Treatment for sport-related concussion involves an individual approach to each athlete and their symptoms. Mental and physical rest is the cornerstone of treatment and should be in place until symptoms fully resolve. After this period of rest and symptom recovery, a graduated “return-to-learn,” followed by” return-to-play” is recommended. Most athletes that sustain a concussion have short-lived symptoms (2-10 days) that spontaneously resolve without any lasting effect; however, there is a small minority that will have a complicated and prolonged recovery.
Many physicians and other healthcare providers are able to recognize and diagnose a concussion. The popular press has reinforced the need for physical rest, but new evidence has identified the importance of mental rest in the recovery from concussion. It is equally, if not more, important to rest the developing brain from mental stimuli such as academics, TV watching, text messaging and video games after a concussion is sustained to allow the brain to “reset and heal.”

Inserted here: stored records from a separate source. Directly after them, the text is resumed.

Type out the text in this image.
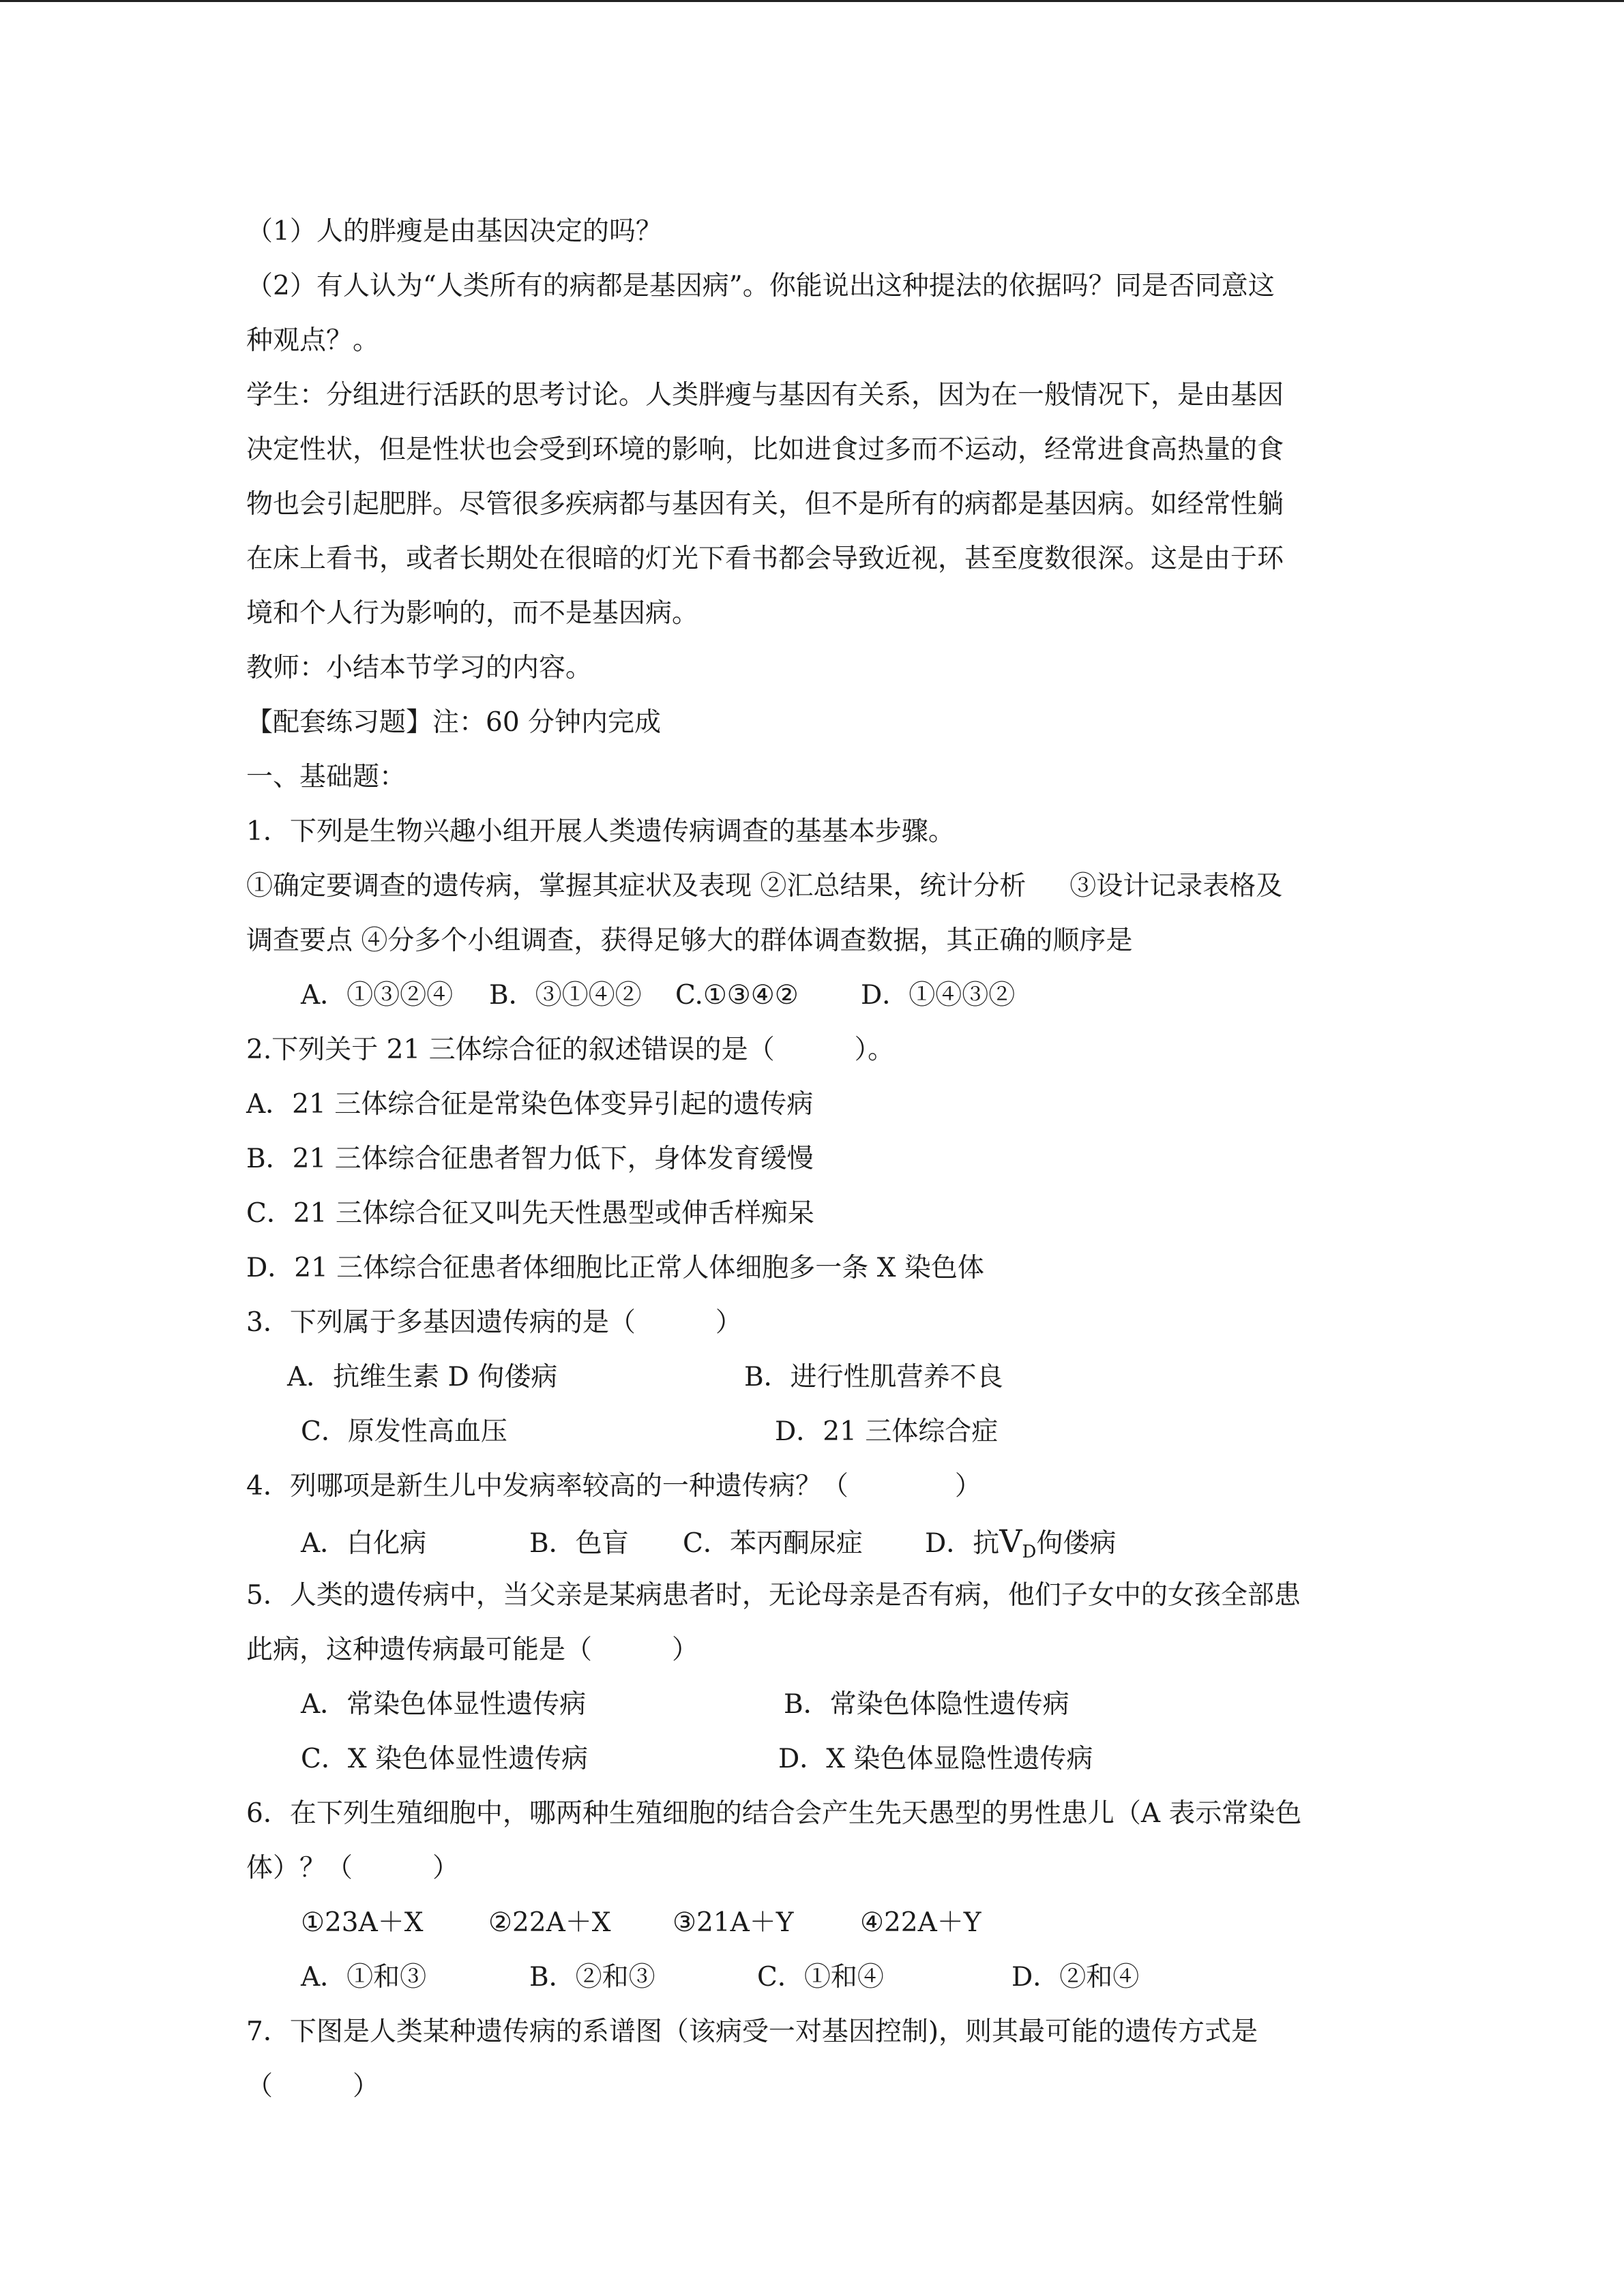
（1）人的胖瘦是由基因决定的吗？
（2）有人认为“人类所有的病都是基因病”。你能说出这种提法的依据吗？同是否同意这
种观点？。
学生：分组进行活跃的思考讨论。人类胖瘦与基因有关系，因为在一般情况下，是由基因
决定性状，但是性状也会受到环境的影响，比如进食过多而不运动，经常进食高热量的食
物也会引起肥胖。尽管很多疾病都与基因有关，但不是所有的病都是基因病。如经常性躺
在床上看书，或者长期处在很暗的灯光下看书都会导致近视，甚至度数很深。这是由于环
境和个人行为影响的，而不是基因病。
教师：小结本节学习的内容。
【配套练习题】注：60 分钟内完成
一、基础题：
1．下列是生物兴趣小组开展人类遗传病调查的基基本步骤。
①确定要调查的遗传病，掌握其症状及表现 ②汇总结果，统计分析 　 ③设计记录表格及
调查要点 ④分多个小组调查，获得足够大的群体调查数据，其正确的顺序是
A．①③②④ B．③①④② C.①③④② D．①④③②
2.下列关于 21 三体综合征的叙述错误的是（　　　）。
A．21 三体综合征是常染色体变异引起的遗传病
B．21 三体综合征患者智力低下，身体发育缓慢
C．21 三体综合征又叫先天性愚型或伸舌样痴呆
D．21 三体综合征患者体细胞比正常人体细胞多一条 X 染色体
3．下列属于多基因遗传病的是（　　　）
A．抗维生素 D 佝偻病	B．进行性肌营养不良
C．原发性高血压	D．21 三体综合症
4．列哪项是新生儿中发病率较高的一种遗传病？（　　　　）
A．白化病	B．色盲 C．苯丙酮尿症 D．抗$V_D$佝偻病
5．人类的遗传病中，当父亲是某病患者时，无论母亲是否有病，他们子女中的女孩全部患
此病，这种遗传病最可能是（　　　）
A．常染色体显性遗传病	B．常染色体隐性遗传病
C．X 染色体显性遗传病	D．X 染色体显隐性遗传病
6．在下列生殖细胞中，哪两种生殖细胞的结合会产生先天愚型的男性患儿（A 表示常染色
体）？（　　　）
①23A＋X ②22A＋X ③21A＋Y	④22A＋Y
A．①和③	B．②和③	C．①和④	D．②和④
7．下图是人类某种遗传病的系谱图（该病受一对基因控制)，则其最可能的遗传方式是
（　　　）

Many patients that have ongoing, prolonged or worsening symptoms after concussion have missed the mental-rest component of their treatment plan. These student athletes try to struggle through classes and have to face many difficult things at school such as academic stresses, including concentrating on new concepts and testing. Aspects of the school environment and technology such as smart boards, bright fluorescent lights and loud hallways can aggravate and prolong concussion symptoms. Concussed athletes may be seen as “faking their illness” as there are no visual indications to the concussion injury. By making the brain function, instead of resting during recovery from concussion, symptoms are prolonged. It is important that a student returns-to-learn before returns-to-play.
Accommodations for the classroom and school environment are essential when returning a concussed student back to learning after their injury. Students should not be returned to the learning environment until they have had resolution of concussion symptoms. Upon returning to learn, the first stages should involve less intense cognitive activity, such as reading, at home first to ensure no recurrence or increase of concussive symptoms. As the athlete increasingly tolerates the cognitive load, gradual reintroduction into the classroom for a few classes each day is possible, with the student monitoring symptoms to ensure the added mental stress does not cause recurrence of the concussive symptoms.
The number of days for a student athlete to get back to full academics and the accommodations that are required to accomplish the return-to-learn process varies from student to student. Depending on symptoms, some students may need to reduce visual stimuli by wearing sunglasses in the classroom or having pre-printed notes rather than using the smart board. Others may need to be excused from classrooms a few minutes earlier to avoid the noisy hallways if loud noises are a problem.
When returning to the learning environment students should be permitted to go to a quiet room if their symptoms increase during class. However, if the symptoms do not abate within a short time (20-30 minutes), the student should be sent home for more mental rest.
Concentration is often difficult during the recovery from concussion and students may need altered seating in the classroom or extra time for assignments. In the extreme setting or prolonged school absence, an individualized program plan may be required for the student to remain in the school setting. Teachers and school administrators need to work with a concussed student and their family to gradually catch up on their missed work and delay any testing until the student is caught up.
Schools are beginning to recognize concussion and its impact on learning. However, many schools have not had enough education on the ways a student suffering from concussion requires modification to the learning environment. It is promising that many school boards are in the process of formalizing concussion protocols. As well, a number of governmental agencies are putting into place “concussion safety laws” for student athletes. With more awareness of the appropriate assessment and treatment of concussion, and the graduated return-to-learn before return-to-sport, the risk of ongoing symptoms and chronic impairment of academic performance and learning will be significantly lower.
Any student athlete who is suspected to have sustained a concussion should be removed from physical activity immediately and assessed by a healthcare provider who can help them make a safe return to both the classroom as well as to the field of play.
This information is provided for your knowledge only and does not replace the medical advice of your personal physician. Talk to your doctor for more specific medical advice tailored for your health needs.